Design doc: Improve consensus bandwidth with asynchronous broadcast
🎯 Problem to be solved
QBFT currently uses more bandwidth in p2p networking for full block proposals than in other duties. This is due to large size of data transferred in full block proposals.
🛠️ Proposed solution
The aim is to optimise bandwidth requirements in the QBFT protocol by decoupling data transfer from the consensus step. This can be achieved by removes the actual value from QBFT messages and performing consensus solely on the value root.
Proposed changes
- QBFT Wire Format:
- Define the structure for transmitting the value root instead of the entire value in QBFT messages.

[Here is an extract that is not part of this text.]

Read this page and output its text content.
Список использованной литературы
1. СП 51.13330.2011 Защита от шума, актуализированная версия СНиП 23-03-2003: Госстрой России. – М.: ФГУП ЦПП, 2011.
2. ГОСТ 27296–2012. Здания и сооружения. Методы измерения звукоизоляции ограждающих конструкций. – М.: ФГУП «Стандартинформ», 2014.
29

- Asynchronous Value Broadcasting:
- Broadcast the proposal_value to all peers asynchronously as soon as it is received from the beacon node in fetcher component.

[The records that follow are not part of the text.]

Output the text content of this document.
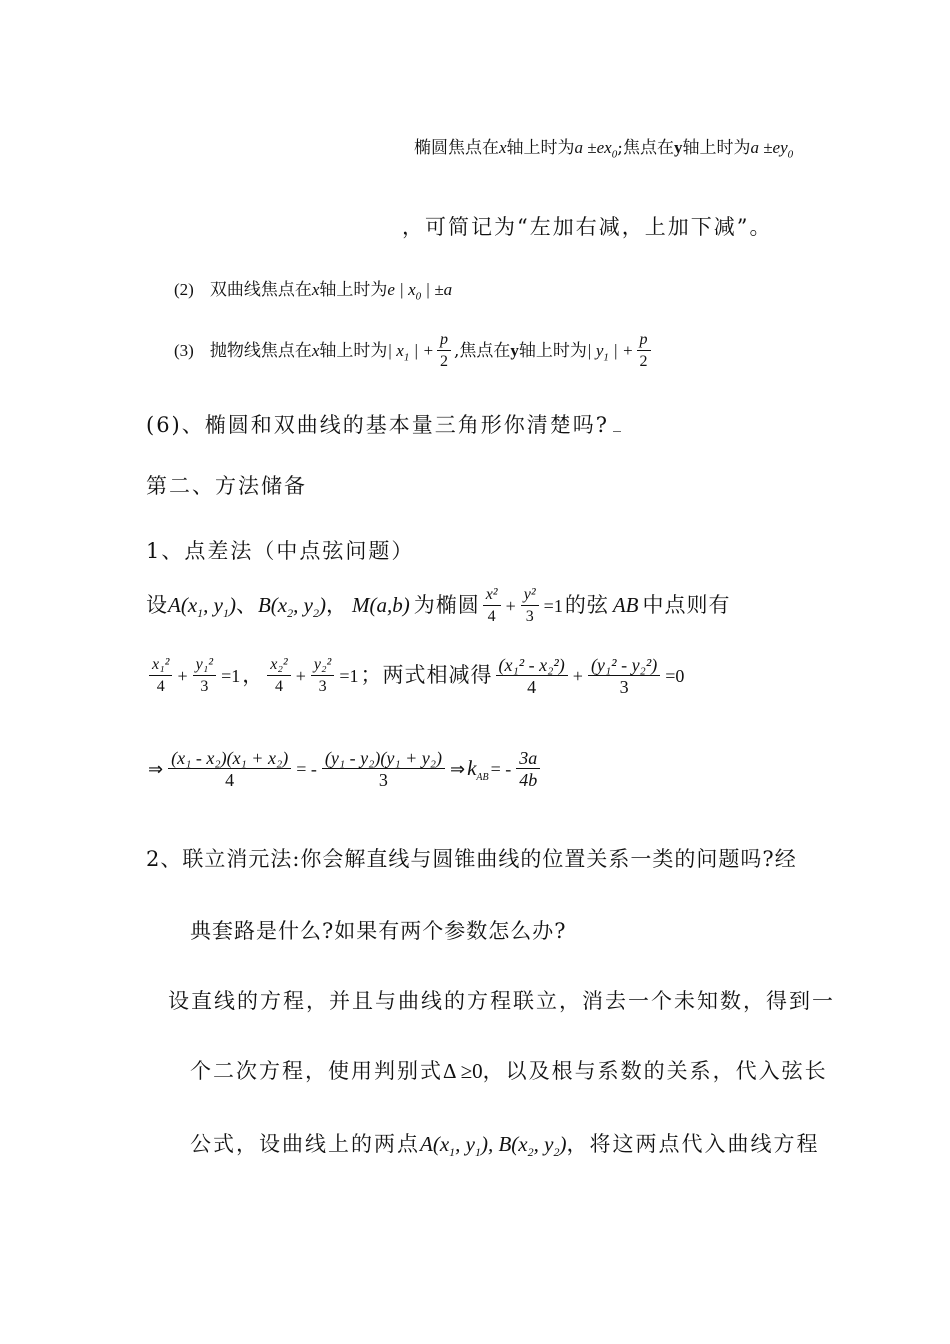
椭圆焦点在x轴上时为$a \pm ex_0$;焦点在y轴上时为$a \pm ey_0$
，可简记为“左加右减，上加下减”。
(2) 双曲线焦点在x轴上时为e | $x_0$ | ±a
(3) 抛物线焦点在x轴上时为| $x_1$ | + $\frac{p}{2}$ ,焦点在y轴上时为| $y_1$ | + $\frac{p}{2}$
(6)、椭圆和双曲线的基本量三角形你清楚吗?
第二、方法储备
1、点差法（中点弦问题）
设$A(x_1$, $y_1$)、$B(x_2$, $y_2$)， M(a,b) 为椭圆 $\frac{\text{x²}}{4} + \frac{\text{y²}}{3} =1$的弦 AB 中点则有
$\frac{\text{x₁²}}{4} + \frac{\text{y₁²}}{3} =1$， $\frac{\text{x₂²}}{4} + \frac{\text{y₂²}}{3} =1$；两式相减得 $\frac{\text{(x₁² - x₂²)}}{4} + \frac{\text{(y₁² - y₂²)}}{3} =0$
⇒ $\frac{\text{(x₁ - x₂)(x₁ + x₂)}}{4}$ = - $\frac{\text{(y₁ - y₂)(y₁ + y₂)}}{3}$ $\Rightarrow k_{AB}$ = - $\frac{3a}{4b}$
2、联立消元法:你会解直线与圆锥曲线的位置关系一类的问题吗?经
典套路是什么?如果有两个参数怎么办?
设直线的方程，并且与曲线的方程联立，消去一个未知数，得到一
个二次方程，使用判别式Δ ≥0，以及根与系数的关系，代入弦长
公式，设曲线上的两点$A(x_1$, $y_1$), $B(x_2$, $y_2$)，将这两点代入曲线方程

- This asynchronous broadcasting will be independent of the consensus process, allowing peers to receive the value without waiting for consensus.

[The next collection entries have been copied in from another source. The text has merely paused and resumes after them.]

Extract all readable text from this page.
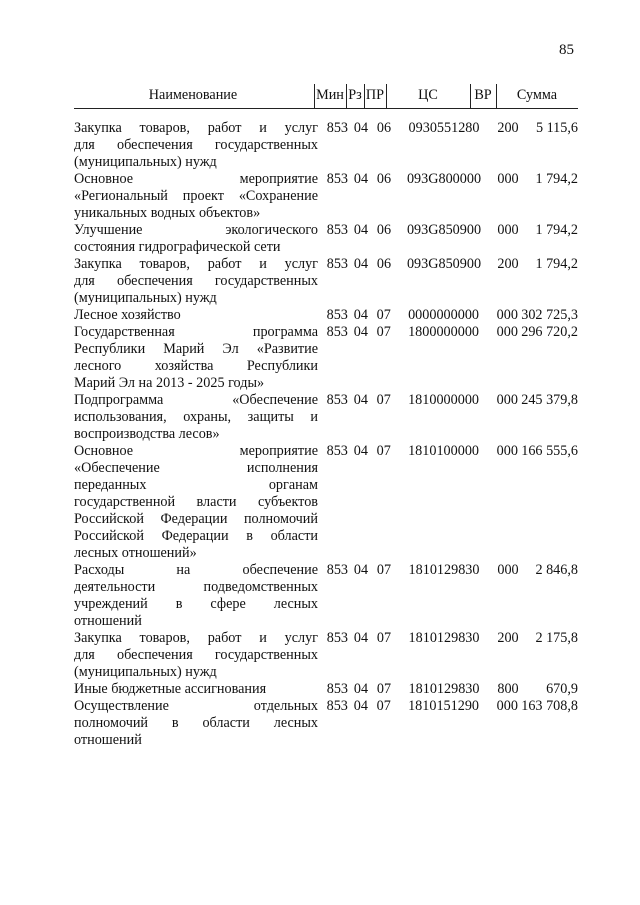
85
Наименование	Мин Рз ПР	ЦС	ВР	Сумма
Закупка товаров, работ и услуг
для обеспечения государственных
(муниципальных) нужд
853 04 06	0930551280	200	5 115,6
Основное мероприятие
«Региональный проект «Сохранение
уникальных водных объектов»
853 04 06	093G800000	000	1 794,2
Улучшение экологического
состояния гидрографической сети
853 04 06	093G850900	000	1 794,2
Закупка товаров, работ и услуг
для обеспечения государственных
(муниципальных) нужд
853 04 06	093G850900	200	1 794,2
Лесное хозяйство	853 04 07	0000000000	000 302 725,3
Государственная программа
Республики Марий Эл «Развитие
лесного хозяйства Республики
Марий Эл на 2013 - 2025 годы»
853 04 07	1800000000	000 296 720,2
Подпрограмма «Обеспечение
использования, охраны, защиты и
воспроизводства лесов»
853 04 07	1810000000	000 245 379,8
Основное мероприятие
«Обеспечение исполнения
переданных органам
государственной власти субъектов
Российской Федерации полномочий
Российской Федерации в области
лесных отношений»
853 04 07	1810100000	000 166 555,6
Расходы на обеспечение
деятельности подведомственных
учреждений в сфере лесных
отношений
853 04 07	1810129830	000	2 846,8
Закупка товаров, работ и услуг
для обеспечения государственных
(муниципальных) нужд
853 04 07	1810129830	200	2 175,8
Иные бюджетные ассигнования	853 04 07	1810129830	800	670,9
Осуществление отдельных
полномочий в области лесных
отношений
853 04 07	1810151290	000 163 708,8
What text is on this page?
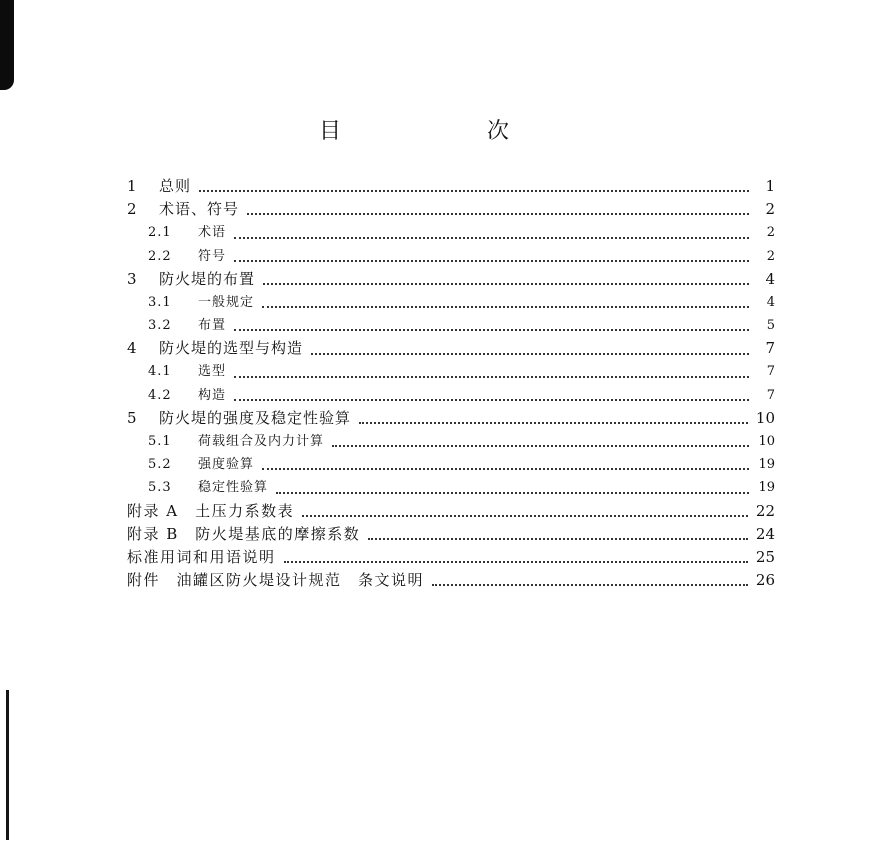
目　次
1	总则	1
2	术语、符号	2
2.1	术语	2
2.2	符号	2
3	防火堤的布置	4
3.1	一般规定	4
3.2	布置	5
4	防火堤的选型与构造	7
4.1	选型	7
4.2	构造	7
5	防火堤的强度及稳定性验算	10
5.1	荷载组合及内力计算	10
5.2	强度验算	19
5.3	稳定性验算	19
附录 A　土压力系数表	22
附录 B　防火堤基底的摩擦系数	24
标准用词和用语说明	25
附件　油罐区防火堤设计规范　条文说明	26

- Consensus and Block Selection:
- Adapt the consensus algorithm to perform consensus solely on the root of the proposal value.
- Peers will select the proposed block (sent/received from asynchronous broadcast step) based on the resultant root of the consensus step, ensuring agreement across the network.
- Requesting Proposal Value:
- Implement a mechanism for peers to request the proposal value based on the root from the consensus step.
- This feature enables peers that missed the asynchronous broadcast to obtain the required proposal value from other peers.
- Utilizing "Verify Proposer Value Consensus":
- Integrate the existing "verify proposer value consensus" component to work with this new change in consensus algorithm based on duty type.
- Expected Bandwidth Optimization: By decoupling data transfer from the consensus step, this approach is expected to significantly reduce bandwidth requirements for large payloads.
Based on the feasibility and potential benefits outlined in this idea, a detailed design document should be created. The document should address the proposed changes, risks, implementation plan, testing strategy, and expected outcomes. We also need to put the design doc in front of QBFT authors to get some feedback.